Having formed over a decade ago, Nagoya, Japan’s Nicfit have taken the long road toward releasing their full length debut. The quartet have kept busy with EPs, singles, compilations, and a split single with M.A.Z.E. and they’ve played with everyone from Oh Sees and DMBQ to Total Control. It’s safe they’ve earned their place in Japanese punk and now on January 14th the band will release Fuse, their first full length with Upset The Rhythm (Buffet Lunch, Screensaver, Clear History). It’s time for Nicfit to take on the world and their debut is worth the wait. This one is great, a genuine ripper of lo-fi distorted punk, all mangled and blistering. The riffs all swarm and thud as Hiromi’s vocals are slurred and shouted over the noise with plenty of melodic hooks.

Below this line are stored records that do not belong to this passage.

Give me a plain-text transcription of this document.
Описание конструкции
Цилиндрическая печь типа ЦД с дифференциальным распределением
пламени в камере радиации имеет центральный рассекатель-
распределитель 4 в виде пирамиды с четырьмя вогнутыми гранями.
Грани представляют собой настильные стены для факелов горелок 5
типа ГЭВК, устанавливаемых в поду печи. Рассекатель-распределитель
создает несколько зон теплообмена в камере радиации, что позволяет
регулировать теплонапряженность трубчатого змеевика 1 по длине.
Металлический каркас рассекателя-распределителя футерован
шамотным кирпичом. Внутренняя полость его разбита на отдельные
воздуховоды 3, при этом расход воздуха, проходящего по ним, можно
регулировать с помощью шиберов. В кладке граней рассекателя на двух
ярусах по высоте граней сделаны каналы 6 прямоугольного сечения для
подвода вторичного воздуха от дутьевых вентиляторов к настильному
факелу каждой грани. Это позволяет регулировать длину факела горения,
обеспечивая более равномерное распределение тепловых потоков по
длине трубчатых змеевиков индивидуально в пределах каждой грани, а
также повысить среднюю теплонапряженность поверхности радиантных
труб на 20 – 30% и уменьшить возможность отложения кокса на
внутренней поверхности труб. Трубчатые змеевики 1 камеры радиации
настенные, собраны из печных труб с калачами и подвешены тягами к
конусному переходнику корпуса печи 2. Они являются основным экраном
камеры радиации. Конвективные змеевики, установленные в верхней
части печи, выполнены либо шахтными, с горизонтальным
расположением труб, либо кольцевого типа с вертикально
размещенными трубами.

The band lock in and spiral, and well, it’s really awesome.

“Fuse” is the album’s title track and lead single, a song that creeps forward with a singular, stilted guitar line that sounds like the opening to your favorite noise rock song, but then digs into something decidedly more punk, crashing into big stop/start riffs that pummel and groove in equal measure. It’s well calculated but played loose, full of intention yet brimming with undeniable feel. Hiromi howls and contorts her vocals over the shifting tempo as the band sprawl from the detached beginning into a flooding surge and back again. Speaking about the song, Hiromi said, “‘Gilded plants in my eyes. Who planted those to be fired?’ Gilded plants in Japan are a metaphor for power, system, capitalistic control and sexism. Those that are displayed to control us since we were born.”